4.  No unprotected shared mutable variables.

     While some thread has the power to write a variable,
     it is VERIFIED that no other thread has the power to
     read or write that variable.

     Application 1: Prolog has an analogue of Erlang process
     dictionaries, but it is global.  [More precisely, it is
     partitioned into named pieces each of while is local to
     a *module*, but the pieces are global to *threads.*]
     While SWI Prolog offers thread-local mutable data, the
     ISO draft includes no such thing.  It's as if Erlang
     offered only global ETS tables accessed without locks.
     While mutexes (but oddly, not reader/writer locks) are
     present in the ISO draft, there is no *intrinsic*
     connection between any mutable table and any mutex.

     Application 2: the draft introduces three kinds of IPC
     data:  thread IDs, mutex IDs, and message queue IDs.
     There are three name-spaces for 'aliases', rather like
     the Erlang registry for process ids.  These things are
     in effect mutable variables.  There are operations to
     create and destroy threads, mutexes, and message queues.
     Although there are no operations for rebinding aliases,
     this can happen:
	create a thingy and give it the alias 'fred'
	create a thread that refers to 'fred'
	destroy the thingy
	create another thingy and give it the alias 'fred'
     So the other thread *thinks* it knows what 'fred' refers
     to, but it is wrong.  As an example, there is a
     'thread_join(Thread, Result)' operation which waits for
     the Thread to complete and then picks up its Result; if
     Thread is an alias, this could wait for the wrong thread.

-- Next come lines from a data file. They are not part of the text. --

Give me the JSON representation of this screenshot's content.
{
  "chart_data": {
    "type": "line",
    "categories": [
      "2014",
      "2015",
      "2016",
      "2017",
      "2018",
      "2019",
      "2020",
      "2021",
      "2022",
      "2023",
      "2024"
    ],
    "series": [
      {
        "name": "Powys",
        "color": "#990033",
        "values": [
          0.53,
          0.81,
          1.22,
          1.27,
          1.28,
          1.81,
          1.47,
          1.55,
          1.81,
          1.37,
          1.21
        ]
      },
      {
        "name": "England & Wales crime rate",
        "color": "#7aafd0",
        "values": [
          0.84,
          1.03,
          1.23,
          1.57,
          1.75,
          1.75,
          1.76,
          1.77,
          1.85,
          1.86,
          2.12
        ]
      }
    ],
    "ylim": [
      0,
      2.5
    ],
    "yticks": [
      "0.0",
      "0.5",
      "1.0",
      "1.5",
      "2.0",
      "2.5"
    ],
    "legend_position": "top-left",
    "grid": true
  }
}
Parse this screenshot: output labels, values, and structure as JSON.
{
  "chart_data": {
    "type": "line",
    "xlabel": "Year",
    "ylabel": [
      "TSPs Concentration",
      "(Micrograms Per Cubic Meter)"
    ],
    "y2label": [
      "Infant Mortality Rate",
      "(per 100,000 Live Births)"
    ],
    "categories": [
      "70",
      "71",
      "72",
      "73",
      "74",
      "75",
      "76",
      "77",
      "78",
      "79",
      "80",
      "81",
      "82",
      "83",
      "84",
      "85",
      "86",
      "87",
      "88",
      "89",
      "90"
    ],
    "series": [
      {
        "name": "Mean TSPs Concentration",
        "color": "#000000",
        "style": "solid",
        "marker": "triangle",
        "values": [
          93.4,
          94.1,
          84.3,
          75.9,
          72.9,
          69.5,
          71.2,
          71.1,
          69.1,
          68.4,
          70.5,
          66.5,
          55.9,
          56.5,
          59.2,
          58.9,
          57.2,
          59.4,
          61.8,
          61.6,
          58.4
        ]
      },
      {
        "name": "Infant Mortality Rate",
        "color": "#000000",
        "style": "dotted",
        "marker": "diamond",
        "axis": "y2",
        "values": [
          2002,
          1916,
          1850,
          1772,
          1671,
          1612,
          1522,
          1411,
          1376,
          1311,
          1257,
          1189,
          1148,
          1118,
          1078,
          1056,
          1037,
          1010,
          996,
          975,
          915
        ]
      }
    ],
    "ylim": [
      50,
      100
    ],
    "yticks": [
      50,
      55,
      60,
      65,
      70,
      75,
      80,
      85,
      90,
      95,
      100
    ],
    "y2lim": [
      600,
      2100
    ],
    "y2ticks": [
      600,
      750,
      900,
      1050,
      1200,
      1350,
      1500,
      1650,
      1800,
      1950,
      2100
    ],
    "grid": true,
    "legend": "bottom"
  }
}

5.  No intrinsically unreliable information flows.

     There should be no query operations that give you
     information that you would have to be crazy to use.
     In particular, if you want some information about a
     thread, you should ASK it [so this may be a version
     of principle 3] and then you know that the information
     should be interpreted with reference to that specific
     synchronisation point.

     Application:  the ISO draft provides some operations
     of which it says "almost any usage of these ... is
     unsafe".  These relate to finding the 'instantaneous'
     state of IPC objects.  Because these are 'direct'
     queries that do not involve any explicit synchronisation,
     the point in the lifetime of the other thread that they
     refer to is entirely unknown.  You cannot expect these
     values to apply "now" (whatever that means) and you
     cannot tell at _what_ point in the past of the other
     thread they do relate to.

6.  No zombies.

     When a process dies, a death notice should be sent to
     its family and friends, if any, but the process itself
     should disappear completely.

     Application: because the thread_join/2 operation
     merely _exists_ in the interface, at least the full
     exit or exception status of a process must be kept
     around as long as there is a live copy of its Pid
     anywhere in a process or the global data base, in
     case someone should wait for it.  The term given to
     thread_exit/1 could be arbitrarily large.  There is
     no way to promise that you won't use thread_join.
     In effect this is a mandatory space leak.

While Erlang doesn't perfectly conform to these principles
(the process registry being a particularly painful example),
you can program *as if* it did.  And if you think I would
prefer multi-threading in Prolog to look as much as possible
like Erlang, why yes, I would.  I would like that very much.

What got me looking at this was someone asking me to review
a paper about how to implement thread_cancel/1, the operation
that kills any thread.  The paper claims that

	"The ability to cancel a thread is useful for
	application development and is critical to
	Prolog embeddability."

and I found myself saying "but the ability to cancel a
thread is like the ability to apply a chainsaw to your
own neck!  It's an incredibly easy way to violate
system integrity."

What's really frightening is that if I hadn't been exposed to
Erlang, my previous exposure to Ada and Occam and Concurrent
Pascal, nice though they are, might not have been enough to
stop me reading the DTR and going "yeah, this looks like a
fairly straightforward layer over pthreads, nice job" instead
of "yuck".  THANK YOU JOE!

--
If stupidity were a crime, who'd 'scape hanging?